Ireland will be the only bridgehead into both the EU and the UK following Brexit. The Common Travel Area (CTA) is a long-standing arrangement between the UK, the British Crown Dependencies (Jersey, Guernsey and the Isle of Man) and Ireland that pre-dates both British and Irish membership of the EU and is not dependent on it. Under the CTA, British and Irish citizens can move freely and reside in either jurisdiction and enjoy associated rights and privileges, including the right to work, study and vote in certain elections, as well as to access social welfare benefits and health services.

Thanks to its strategic relationships with the EU and the UK, and the freedom of movement that these provide, many international companies see Ireland as an important gateway to both the UK and Europe.

4. The popularity of Irish residency and citizenship

As Brexit sees the UK and EU go their separate ways, EU nationals residing in the UK must now apply for settlement, while UK citizens residing in the EU must follow suit and obtain resident permits. But there’s an exception – the Irish. And for this reason, Irish residency and citizenship are becoming increasingly attractive.
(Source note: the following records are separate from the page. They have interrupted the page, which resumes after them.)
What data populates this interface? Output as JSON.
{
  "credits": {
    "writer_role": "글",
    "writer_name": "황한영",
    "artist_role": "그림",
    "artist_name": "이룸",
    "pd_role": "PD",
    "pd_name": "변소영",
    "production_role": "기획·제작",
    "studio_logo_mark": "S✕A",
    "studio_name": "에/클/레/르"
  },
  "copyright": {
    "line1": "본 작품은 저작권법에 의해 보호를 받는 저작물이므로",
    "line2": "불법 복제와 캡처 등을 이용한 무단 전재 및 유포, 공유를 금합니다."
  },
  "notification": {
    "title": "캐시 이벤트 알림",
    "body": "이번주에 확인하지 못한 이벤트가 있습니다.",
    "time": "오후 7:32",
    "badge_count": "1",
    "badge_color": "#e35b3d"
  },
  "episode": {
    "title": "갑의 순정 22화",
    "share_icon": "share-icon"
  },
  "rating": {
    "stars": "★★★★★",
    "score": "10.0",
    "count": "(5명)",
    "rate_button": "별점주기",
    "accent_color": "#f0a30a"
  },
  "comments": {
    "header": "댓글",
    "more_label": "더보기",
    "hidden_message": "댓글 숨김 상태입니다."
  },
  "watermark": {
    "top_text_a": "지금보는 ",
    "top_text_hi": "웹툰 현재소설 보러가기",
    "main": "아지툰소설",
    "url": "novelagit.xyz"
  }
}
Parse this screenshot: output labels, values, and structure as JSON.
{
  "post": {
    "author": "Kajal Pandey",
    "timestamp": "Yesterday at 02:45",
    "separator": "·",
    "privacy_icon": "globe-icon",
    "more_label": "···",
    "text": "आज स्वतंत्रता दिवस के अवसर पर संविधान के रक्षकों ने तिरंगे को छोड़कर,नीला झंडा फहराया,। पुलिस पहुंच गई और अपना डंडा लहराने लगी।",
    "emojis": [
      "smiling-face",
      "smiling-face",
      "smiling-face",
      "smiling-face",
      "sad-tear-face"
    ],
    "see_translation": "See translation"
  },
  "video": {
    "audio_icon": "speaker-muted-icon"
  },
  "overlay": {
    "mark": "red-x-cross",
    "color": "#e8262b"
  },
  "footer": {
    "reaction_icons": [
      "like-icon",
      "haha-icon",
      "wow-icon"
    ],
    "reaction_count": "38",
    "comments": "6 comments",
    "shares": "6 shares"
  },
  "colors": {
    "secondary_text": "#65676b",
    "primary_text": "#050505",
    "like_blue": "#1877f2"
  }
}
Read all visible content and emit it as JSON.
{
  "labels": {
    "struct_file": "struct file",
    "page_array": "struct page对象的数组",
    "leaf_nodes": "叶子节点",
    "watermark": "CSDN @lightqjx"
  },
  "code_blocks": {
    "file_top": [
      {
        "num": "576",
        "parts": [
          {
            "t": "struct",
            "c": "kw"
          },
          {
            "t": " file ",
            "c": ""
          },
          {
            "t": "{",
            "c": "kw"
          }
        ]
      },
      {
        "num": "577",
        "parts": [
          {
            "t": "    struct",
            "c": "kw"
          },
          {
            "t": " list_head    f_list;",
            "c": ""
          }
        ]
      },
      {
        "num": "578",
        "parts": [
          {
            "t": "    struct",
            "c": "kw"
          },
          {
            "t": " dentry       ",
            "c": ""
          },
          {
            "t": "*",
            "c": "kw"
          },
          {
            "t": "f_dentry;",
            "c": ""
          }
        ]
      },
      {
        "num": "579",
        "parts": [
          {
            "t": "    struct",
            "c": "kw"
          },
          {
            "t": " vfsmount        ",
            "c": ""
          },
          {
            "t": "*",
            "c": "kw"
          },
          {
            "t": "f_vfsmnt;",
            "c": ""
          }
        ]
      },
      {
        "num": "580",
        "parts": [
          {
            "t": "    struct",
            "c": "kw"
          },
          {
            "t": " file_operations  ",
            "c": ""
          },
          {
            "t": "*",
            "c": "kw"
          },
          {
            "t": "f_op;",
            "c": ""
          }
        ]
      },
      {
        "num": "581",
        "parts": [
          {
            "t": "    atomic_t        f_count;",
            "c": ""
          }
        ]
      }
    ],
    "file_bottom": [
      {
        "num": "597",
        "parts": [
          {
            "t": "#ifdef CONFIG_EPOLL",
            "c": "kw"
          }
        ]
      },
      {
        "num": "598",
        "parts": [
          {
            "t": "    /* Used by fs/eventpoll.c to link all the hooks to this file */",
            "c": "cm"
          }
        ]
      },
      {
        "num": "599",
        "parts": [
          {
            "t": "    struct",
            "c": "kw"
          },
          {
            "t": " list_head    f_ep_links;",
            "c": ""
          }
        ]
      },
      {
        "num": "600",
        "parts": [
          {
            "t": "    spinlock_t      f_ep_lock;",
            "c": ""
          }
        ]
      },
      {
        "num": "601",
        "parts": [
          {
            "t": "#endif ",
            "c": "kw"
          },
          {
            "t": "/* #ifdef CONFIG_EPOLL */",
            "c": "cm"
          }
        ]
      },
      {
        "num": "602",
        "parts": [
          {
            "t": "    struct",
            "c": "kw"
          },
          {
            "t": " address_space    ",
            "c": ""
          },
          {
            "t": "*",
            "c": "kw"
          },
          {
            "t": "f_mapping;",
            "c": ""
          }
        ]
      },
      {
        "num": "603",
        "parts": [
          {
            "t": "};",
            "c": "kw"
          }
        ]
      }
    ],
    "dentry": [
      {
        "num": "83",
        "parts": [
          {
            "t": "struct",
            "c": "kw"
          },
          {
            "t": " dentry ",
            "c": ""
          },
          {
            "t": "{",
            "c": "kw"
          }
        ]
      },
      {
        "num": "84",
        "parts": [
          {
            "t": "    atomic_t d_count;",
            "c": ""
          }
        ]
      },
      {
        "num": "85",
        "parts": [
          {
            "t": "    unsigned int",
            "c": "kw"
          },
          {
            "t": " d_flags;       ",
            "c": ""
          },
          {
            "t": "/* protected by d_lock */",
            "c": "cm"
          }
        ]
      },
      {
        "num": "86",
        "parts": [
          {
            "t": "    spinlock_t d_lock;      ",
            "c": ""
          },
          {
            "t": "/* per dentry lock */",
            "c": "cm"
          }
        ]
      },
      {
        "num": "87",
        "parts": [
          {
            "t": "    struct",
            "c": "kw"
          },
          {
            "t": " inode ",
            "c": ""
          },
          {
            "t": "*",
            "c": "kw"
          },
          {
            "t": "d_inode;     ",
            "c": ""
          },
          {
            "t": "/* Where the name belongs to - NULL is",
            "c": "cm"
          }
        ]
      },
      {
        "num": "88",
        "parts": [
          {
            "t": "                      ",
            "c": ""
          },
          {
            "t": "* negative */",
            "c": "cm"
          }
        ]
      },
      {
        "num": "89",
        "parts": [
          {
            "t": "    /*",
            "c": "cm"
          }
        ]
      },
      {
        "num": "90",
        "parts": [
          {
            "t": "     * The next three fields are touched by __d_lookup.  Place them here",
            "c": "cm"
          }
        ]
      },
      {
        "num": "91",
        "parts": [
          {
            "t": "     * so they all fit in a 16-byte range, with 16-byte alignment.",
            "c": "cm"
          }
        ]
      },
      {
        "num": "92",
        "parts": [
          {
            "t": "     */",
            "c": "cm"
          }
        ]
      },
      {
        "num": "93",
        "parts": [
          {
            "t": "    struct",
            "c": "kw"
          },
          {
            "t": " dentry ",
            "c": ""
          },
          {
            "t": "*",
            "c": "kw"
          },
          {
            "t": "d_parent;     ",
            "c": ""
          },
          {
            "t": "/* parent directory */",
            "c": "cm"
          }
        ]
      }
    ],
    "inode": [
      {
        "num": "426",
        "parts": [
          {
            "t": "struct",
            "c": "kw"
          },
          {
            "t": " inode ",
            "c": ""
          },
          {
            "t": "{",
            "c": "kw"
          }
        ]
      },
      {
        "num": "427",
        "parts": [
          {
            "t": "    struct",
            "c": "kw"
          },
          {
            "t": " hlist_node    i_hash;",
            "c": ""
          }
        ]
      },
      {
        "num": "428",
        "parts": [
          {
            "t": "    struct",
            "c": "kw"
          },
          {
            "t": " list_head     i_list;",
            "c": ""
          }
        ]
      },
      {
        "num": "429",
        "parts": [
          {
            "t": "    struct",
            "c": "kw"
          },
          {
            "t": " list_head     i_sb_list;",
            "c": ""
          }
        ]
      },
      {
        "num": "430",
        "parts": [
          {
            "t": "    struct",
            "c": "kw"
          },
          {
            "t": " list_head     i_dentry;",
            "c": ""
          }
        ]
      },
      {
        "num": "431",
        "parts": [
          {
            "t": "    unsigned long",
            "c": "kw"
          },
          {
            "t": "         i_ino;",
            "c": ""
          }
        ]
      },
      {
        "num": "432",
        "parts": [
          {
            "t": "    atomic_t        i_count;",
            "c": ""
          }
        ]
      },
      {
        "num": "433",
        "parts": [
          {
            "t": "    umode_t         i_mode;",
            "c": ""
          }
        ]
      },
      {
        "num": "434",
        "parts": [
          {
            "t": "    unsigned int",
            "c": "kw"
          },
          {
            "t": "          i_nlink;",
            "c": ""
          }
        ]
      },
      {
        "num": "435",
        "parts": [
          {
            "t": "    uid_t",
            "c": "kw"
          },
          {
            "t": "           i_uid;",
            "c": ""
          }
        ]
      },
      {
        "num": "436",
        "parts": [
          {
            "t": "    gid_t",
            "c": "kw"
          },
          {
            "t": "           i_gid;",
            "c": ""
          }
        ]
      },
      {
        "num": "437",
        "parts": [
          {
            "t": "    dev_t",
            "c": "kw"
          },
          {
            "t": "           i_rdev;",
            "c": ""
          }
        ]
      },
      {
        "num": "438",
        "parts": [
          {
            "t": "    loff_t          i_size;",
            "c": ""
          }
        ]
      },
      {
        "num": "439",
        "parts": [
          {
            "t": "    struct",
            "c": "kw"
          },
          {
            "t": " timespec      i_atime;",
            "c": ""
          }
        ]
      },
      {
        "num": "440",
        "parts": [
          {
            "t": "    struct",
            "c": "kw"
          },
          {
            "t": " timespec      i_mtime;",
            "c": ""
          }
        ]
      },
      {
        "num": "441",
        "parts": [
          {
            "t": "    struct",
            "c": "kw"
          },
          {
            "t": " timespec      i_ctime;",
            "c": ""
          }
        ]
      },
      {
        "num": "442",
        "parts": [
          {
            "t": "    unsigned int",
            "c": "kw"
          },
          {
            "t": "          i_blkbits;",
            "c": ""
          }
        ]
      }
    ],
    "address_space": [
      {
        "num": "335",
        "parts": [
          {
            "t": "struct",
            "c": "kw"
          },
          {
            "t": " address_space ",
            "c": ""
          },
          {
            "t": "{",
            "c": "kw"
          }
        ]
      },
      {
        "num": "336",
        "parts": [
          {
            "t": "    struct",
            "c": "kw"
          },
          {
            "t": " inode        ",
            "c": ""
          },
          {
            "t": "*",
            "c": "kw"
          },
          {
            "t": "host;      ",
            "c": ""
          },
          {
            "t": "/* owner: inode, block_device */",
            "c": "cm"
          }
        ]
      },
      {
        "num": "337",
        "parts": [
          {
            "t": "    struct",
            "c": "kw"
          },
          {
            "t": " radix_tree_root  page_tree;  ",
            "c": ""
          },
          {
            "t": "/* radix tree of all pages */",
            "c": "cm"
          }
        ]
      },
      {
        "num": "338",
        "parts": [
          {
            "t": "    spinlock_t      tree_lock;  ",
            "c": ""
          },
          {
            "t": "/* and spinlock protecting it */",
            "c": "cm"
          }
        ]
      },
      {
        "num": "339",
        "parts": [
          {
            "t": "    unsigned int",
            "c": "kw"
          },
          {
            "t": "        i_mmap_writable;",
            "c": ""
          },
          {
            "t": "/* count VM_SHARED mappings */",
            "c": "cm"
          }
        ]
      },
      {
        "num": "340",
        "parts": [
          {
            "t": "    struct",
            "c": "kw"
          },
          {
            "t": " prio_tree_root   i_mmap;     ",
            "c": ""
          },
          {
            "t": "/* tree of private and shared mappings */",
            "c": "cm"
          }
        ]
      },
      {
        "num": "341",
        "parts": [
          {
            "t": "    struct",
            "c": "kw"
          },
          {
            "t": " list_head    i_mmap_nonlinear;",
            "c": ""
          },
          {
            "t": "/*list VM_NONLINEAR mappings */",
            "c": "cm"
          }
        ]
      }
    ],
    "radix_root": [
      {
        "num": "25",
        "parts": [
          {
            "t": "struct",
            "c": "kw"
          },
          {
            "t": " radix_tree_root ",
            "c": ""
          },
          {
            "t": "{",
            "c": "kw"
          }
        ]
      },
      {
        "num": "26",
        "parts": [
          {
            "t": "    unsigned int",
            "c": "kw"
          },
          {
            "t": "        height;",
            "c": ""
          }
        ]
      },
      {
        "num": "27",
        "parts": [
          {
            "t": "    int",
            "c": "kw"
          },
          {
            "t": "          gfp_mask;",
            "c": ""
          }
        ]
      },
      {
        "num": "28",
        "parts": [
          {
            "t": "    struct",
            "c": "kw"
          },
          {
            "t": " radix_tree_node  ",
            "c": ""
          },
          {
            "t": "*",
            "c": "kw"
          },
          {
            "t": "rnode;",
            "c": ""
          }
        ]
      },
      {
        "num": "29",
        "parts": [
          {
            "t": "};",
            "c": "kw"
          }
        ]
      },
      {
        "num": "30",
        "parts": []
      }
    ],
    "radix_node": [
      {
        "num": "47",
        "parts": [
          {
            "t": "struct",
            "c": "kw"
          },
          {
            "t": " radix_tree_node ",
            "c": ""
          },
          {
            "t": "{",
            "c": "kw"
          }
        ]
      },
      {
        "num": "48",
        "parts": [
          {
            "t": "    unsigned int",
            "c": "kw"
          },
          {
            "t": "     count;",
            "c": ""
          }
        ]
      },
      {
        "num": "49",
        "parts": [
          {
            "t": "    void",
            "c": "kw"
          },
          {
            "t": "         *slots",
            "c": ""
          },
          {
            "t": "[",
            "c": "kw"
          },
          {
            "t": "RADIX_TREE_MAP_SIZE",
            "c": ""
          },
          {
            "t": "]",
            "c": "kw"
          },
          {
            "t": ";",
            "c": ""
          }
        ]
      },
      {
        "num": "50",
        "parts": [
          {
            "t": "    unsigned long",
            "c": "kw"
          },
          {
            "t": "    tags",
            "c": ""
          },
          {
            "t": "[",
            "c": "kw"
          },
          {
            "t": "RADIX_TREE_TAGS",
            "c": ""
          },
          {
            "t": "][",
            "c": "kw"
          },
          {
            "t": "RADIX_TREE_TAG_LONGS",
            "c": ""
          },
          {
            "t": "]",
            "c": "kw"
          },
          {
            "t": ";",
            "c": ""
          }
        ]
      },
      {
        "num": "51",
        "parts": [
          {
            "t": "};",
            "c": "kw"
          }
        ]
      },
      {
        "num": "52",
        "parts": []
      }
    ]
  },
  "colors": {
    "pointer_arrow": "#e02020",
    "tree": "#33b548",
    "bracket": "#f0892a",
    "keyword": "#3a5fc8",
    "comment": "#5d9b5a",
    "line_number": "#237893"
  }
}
Flags of Ireland and United Kingdom with a EU flag

In particular, the Irish Investment Migration Programme is gaining popularity among wealthy individuals, not just because of its links to the EU and UK, but also due to its safety and simplicity. Compared to other Golden Visa programmes in Europe, the Irish Investor Immigrant Programme (IIP) outshines its peers. When investing in enterprises under the IIP’s investment options, the required holding period of 3 years is low compared to other European investment migration options (Greece, for example, requires an indefinite holding period), while the exit strategy is simple and straightforward without the need to liquidate investments; you simply get your money back. The IIP also only requires investment after approval, and unlike in other countries where the investment is required in real estate, investments in the IIP are hassle-free when it comes to exiting with no need for property management firms to rent out properties for ROI, nor the need for brokers to find buyers once the holding period is over. IIP makes the Irish immigration process simple, clean and efficient. To find out more, read about the Irish Investment Migration Programme on IMI.

Obtaining Irish residency in the most durable bridge between two of the strongest economies in the world, the EU and the UK, following Brexit, and is undoubtedly a wise move for international investors. This is something which the IIP sets the stage for in 2021. And we believe that interest in the IIP will only increase as businesses and affluent individuals recognise the personal and professional advantages of maintaining a foothold in Europe, and foresee strong demand from China, Hong Kong, Vietnam, India and the UAE, as well as interest from South Africa, Canada and the UK.